Every monitor and TV manufactured within the last decade without exception has an HDMI input and monitors that support thunderbolt are nearly double the cost. Even if money is no object that HDMI port will prove to be useful.
It's weird to sell the machine with a super high resolution 120hz mini LED screen though and then optimize the ports for the cheap $400 monitor market.
You're right though the HDMI port might come in handy in random situations, better to include it than not. The SD port is the one I really don't get. And I still maintain that the continued lack of USB-A ports is a much bigger dongle problem than the lack of HDMI port was.
They didn't optimize the ports for the cheap monitor market, at all. These machines support Apple's extremely expensive display and all the various 4K and 5K displays out there, admirably.
And they ALSO have the single most needed and bitched about port if it's absent, by far, for nearly all business users, which is HDMI. Far and away the best thing they could have added.
I personally will not use it often, but when I do, it will be invaluable, and for the users I support, it will be a tremendous increase in convenience and ease-of-use.
If you need a lot of USB-A ports, get a CalDigit dock and be done with it. If you need just 1, there are extraordinarily tiny adapters.
Which reminds me: I want more USB-C ports; Caldigits latest Thunderbolt 4 dock finally added the ability (as I believe the chipsets available maxed out at 2 ports previously). One of those, plus a 14" MacBook Pro with the M1X Max and I think I'll be set for computers + connectivity for a very long while.
If I had one of these machines, I would not be using that port at my desk.
However, I would be using it in every conference room I use, multiple times daily. It’s the difference between plugging in the cable vs. finding the right dongle that’s security-cabled to the presenter cable, and connecting it in the middle.
SD is absolutely massive in Asia, on a level that I think cannot be gauged properly from the West. I reckon these ports have been added with an eye to the Asian market rather than California.
That's interesting. Are you talking about microSD in smartphones, or standard SD?
MicroSD support would have actually made more sense to me than standard SD. But from what it looks like micro cards will still require a dongle of sorts.
SD and microSD nominally inhabit the same space, but microSD is effectively limited to storage whereas SD can be used for other things; it's just more flexible to provide an SD slot, if you can spare the lateral space. Among other things, microSDs are so tiny that it is often more practical to put them in an SD adapter whenever you need to handle them. That's why SD adapters are so widespread, and you'll likely find one in the package whenever you buy a consumer microSD.

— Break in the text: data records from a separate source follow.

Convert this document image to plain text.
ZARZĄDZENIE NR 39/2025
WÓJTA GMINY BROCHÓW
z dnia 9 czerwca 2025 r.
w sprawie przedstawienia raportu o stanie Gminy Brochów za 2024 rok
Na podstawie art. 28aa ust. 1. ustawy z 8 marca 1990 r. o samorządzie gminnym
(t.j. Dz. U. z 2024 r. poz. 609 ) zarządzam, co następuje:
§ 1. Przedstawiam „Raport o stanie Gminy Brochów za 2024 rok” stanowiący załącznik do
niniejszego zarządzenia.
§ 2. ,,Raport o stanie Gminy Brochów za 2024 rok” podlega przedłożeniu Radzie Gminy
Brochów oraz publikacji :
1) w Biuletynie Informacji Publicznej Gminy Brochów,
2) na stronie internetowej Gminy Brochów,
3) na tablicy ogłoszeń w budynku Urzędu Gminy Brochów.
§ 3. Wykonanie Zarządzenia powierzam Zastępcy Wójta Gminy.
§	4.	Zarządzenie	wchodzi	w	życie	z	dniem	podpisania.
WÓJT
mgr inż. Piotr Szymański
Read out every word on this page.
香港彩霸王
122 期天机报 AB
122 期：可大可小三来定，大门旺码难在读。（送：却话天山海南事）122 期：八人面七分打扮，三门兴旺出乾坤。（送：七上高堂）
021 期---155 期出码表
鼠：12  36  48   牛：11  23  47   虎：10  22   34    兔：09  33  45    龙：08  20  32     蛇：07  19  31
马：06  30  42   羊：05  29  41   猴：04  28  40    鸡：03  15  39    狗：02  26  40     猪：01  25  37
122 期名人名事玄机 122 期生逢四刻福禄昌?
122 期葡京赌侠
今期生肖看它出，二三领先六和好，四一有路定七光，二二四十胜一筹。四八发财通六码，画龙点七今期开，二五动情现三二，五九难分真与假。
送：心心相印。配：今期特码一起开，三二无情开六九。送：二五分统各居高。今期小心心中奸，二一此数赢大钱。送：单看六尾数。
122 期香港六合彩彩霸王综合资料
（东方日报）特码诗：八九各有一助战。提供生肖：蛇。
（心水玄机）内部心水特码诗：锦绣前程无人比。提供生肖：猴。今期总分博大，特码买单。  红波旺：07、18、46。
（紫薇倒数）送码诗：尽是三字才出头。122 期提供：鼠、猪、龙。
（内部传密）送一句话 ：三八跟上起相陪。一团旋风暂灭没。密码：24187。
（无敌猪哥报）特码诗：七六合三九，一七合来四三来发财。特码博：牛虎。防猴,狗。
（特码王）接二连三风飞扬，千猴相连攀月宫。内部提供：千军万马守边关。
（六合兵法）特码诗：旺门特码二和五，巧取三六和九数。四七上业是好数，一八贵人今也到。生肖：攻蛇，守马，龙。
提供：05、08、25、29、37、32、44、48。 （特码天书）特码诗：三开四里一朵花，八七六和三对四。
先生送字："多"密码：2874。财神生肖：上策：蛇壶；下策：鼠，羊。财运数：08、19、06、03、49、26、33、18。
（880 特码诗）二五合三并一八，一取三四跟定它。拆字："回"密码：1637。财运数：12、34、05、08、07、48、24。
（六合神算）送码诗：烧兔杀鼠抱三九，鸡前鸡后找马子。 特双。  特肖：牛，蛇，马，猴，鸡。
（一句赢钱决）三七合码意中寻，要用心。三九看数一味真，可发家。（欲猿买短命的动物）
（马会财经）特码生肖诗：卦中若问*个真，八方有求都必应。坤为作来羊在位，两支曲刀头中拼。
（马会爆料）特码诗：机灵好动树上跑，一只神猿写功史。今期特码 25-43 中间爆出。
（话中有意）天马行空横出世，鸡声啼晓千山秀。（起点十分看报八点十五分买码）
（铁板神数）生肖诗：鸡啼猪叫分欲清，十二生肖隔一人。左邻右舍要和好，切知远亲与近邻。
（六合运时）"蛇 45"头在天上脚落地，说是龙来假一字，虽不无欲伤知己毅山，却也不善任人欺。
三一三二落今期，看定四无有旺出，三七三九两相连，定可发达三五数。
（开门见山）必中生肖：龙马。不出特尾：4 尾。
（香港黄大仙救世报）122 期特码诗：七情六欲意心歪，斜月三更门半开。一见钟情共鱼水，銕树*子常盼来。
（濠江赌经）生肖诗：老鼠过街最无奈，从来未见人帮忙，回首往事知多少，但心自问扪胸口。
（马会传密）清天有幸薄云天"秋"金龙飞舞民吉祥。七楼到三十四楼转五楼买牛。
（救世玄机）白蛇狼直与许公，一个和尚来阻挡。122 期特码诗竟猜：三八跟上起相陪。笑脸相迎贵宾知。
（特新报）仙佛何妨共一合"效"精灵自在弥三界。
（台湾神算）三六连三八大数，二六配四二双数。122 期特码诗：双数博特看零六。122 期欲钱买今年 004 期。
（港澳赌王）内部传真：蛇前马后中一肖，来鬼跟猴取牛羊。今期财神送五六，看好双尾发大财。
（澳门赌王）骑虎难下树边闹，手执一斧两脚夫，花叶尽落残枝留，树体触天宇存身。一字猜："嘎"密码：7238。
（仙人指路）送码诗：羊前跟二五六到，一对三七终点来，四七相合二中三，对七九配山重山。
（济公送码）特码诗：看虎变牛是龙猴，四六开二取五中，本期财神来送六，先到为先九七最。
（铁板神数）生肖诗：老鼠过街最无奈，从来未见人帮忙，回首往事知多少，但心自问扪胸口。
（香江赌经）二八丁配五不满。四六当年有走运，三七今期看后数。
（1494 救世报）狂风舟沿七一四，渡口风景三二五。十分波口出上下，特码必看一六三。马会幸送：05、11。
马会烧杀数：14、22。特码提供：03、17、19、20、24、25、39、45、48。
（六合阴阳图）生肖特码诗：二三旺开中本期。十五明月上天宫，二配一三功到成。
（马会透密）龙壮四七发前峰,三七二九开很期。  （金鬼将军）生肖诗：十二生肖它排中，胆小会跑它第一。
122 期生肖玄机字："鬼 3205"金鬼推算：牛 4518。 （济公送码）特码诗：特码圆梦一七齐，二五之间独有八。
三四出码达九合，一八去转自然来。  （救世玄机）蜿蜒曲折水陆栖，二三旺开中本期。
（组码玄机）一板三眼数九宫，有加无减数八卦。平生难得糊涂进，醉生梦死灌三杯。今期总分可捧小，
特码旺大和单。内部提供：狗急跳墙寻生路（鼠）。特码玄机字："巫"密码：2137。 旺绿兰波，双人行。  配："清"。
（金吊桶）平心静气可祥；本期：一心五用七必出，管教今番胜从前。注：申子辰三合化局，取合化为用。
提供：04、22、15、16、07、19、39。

Yeah, that's a bit weird actually. I looked at my country's most popular comparison site, and listed the top-10 best viewed memory cards. Of those 10: 9 microSD, 1 standard SD.
It's actually coming free with most off-the-shelf microSDs. And exactly that - SD as a physical format is more flexible, nowadays it can be used even for non-storage cards.
Cheap android phones with decent cameras and expandable storage (microSD).
Edit: I'm obviously oversimplifying, but most of the world doesn't have always-on data connections (e.g. rural areas) and manufacturers outside of silicon valley do optimise for people that may want to download media so the can view/listen when they're not connected. Nothing beats a cheap phone replaceable battery and storage.
Because the cheap HDMI monitors might be the only ones available to you as your company calls people into the office but now with the added beauty of hoteling.
SD cards are essential for anyone who does video or photography seriously - and that’s a big part of the market this laptop sells to. I’m glad it’s back
Nope. I do them seriously. My Mavic 2 Pro has a microSD slot, my Canon EOS 5D Mark IV has a CF slot (it also does have a SD slot too, which is slower and I've never used it).
SD card reader is a nice addition for a handful of pros, sure, but definitely not essential for everyone who does photo/video seriously.
My company had to dongle up EVERY meeting room once developers switched to MacBook pros with USB-C. But we still have non Mac users who use HDMI. To this day, every meeting has the potential to be sixty seconds late while we navigate through dongle hell…
The HDMI is for plugging into displays that are available to you when you are out of your office. Since they all have HDMI inputs this is a very sensible port.